The collation that is being used is en_US.utf8

When I use localeCompare to test sorting in descending and ascending it is giving me the incorrect result. What locale can I pass to localeCompare to handle this properly?

For example:

Descending: "negative outcome".localeCompare("a sollicitudin orci") = 1

Ascending: "amet lorem semper auctor.".localeCompare("a sollicitudin orci") = 1


Solution

  • Unfortunately, there are no parameters you can pass to localeCompare to make it match Postgres' en_US.UTF-8 sorting.

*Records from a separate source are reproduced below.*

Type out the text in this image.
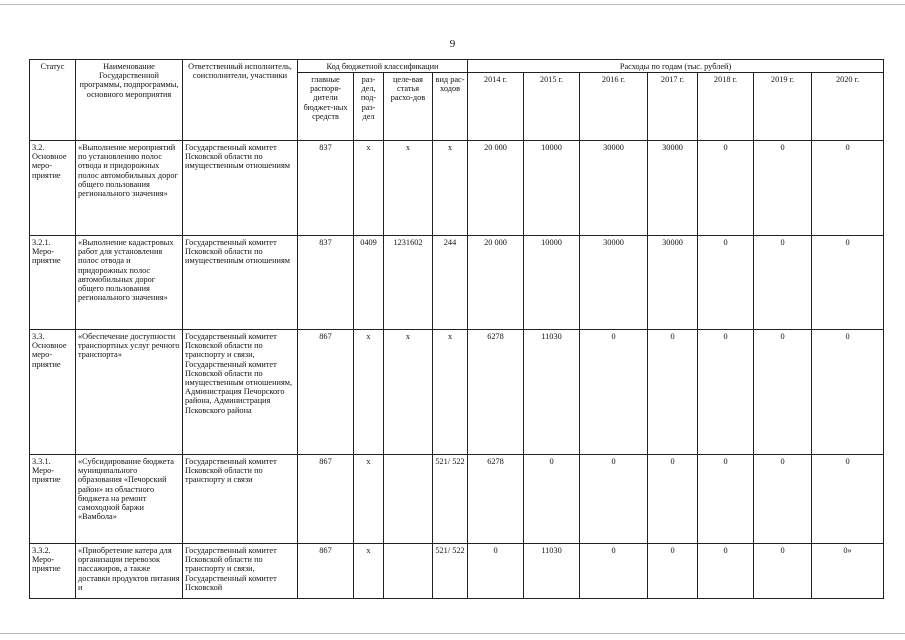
9
Статус	Наименование Государственной программы, подпрограммы, основного мероприятия	Ответственный исполнитель, соисполнители, участники	Код бюджетной классификации				Расходы по годам (тыс. рублей)						
			главные распоря-дители бюджет-ных средств	раз-дел, под-раз-дел	целе-вая статья расхо-дов	вид рас-ходов	2014 г.	2015 г.	2016 г.	2017 г.	2018 г.	2019 г.	2020 г.
3.2. Основное меро-приятие	«Выполнение мероприятий по установлению полос отвода и придорожных полос автомобильных дорог общего пользования регионального значения»	Государственный комитет Псковской области по имущественным отношениям	837	x	x	x	20 000	10000	30000	30000	0	0	0
3.2.1. Меро-приятие	«Выполнение кадастровых работ для установления полос отвода и придорожных полос автомобильных дорог общего пользования регионального значения»	Государственный комитет Псковской области по имущественным отношениям	837	0409	1231602	244	20 000	10000	30000	30000	0	0	0
3.3. Основное меро-приятие	«Обеспечение доступности транспортных услуг речного транспорта»	Государственный комитет Псковской области по транспорту и связи, Государственный комитет Псковской области по имущественным отношениям, Администрация Печорского района, Администрация Псковского района	867	x	x	x	6278	11030	0	0	0	0	0
3.3.1. Меро-приятие	«Субсидирование бюджета муниципального образования «Печорский район» из областного бюджета на ремонт самоходной баржи «Вамбола»	Государственный комитет Псковской области по транспорту и связи	867	x		521/ 522	6278	0	0	0	0	0	0
3.3.2. Меро-приятие	«Приобретение катера для организации перевозок пассажиров, а также доставки продуктов питания и	Государственный комитет Псковской области по транспорту и связи, Государственный комитет Псковской	867	x		521/ 522	0	11030	0	0	0	0	0»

    Postgres is following an implementation of the Unicode Collation Algorithm, which is documented here: http://www.unicode.org/reports/tr10/

    In contrast, localeCompare uses the "CompareStrings" operation from the Intl.Collator object. According to the spec, "The two Strings are compared in an implementation-defined fashion." (https://www.ecma-international.org/ecma-402/1.0/#CompareStrings). That spec suggests that implementations use the Unicode Collation Algorithm, but it is just a suggestion, and while I'm not sure exactly what different browsers are doing, I've done enough empirical testing on Chrome on Mac to be pretty sure that whatever it is doing, it is very different from Postgres' implementation.

    I'm currently not aware of any libraries that port the Unicode Sorting Algorithm to javascript.

    So. If you absolutely need a browser-side algorithm that exactly matches Postgres' sorting, and this is life or death, then I think your only option is to actually look at the spec (http://www.unicode.org/reports/tr10/), and possibly Postgres's source code, and port it to javascript.

    The spec is extremely dense and complex, so the pragmatic approach is probably to develop a good-enough algorithm that matches Postgres most of the time, and have your application handle the corner-cases gracefully. The most helpful resource for doing that I've found is this answer https://stackoverflow.com/a/3266430/534086 which provides a simple implementation of the algorithm using the Latin1 collation tables, which could likely be adapted to use UTF8.

    For my purposes, I haven't gone that route yet. I wrote a much rougher algorithm that: a) first strips out special characters such as spaces and ampersands from the two strings, and compares them using localeCompare with 'en-US', and b) to break ties, compares the original strings using localeCompare. This is extremely rough (I have a few test cases that I know it does not work on), but in practice it seems to yield the same results as Postgres for at least 90% of my real world usage.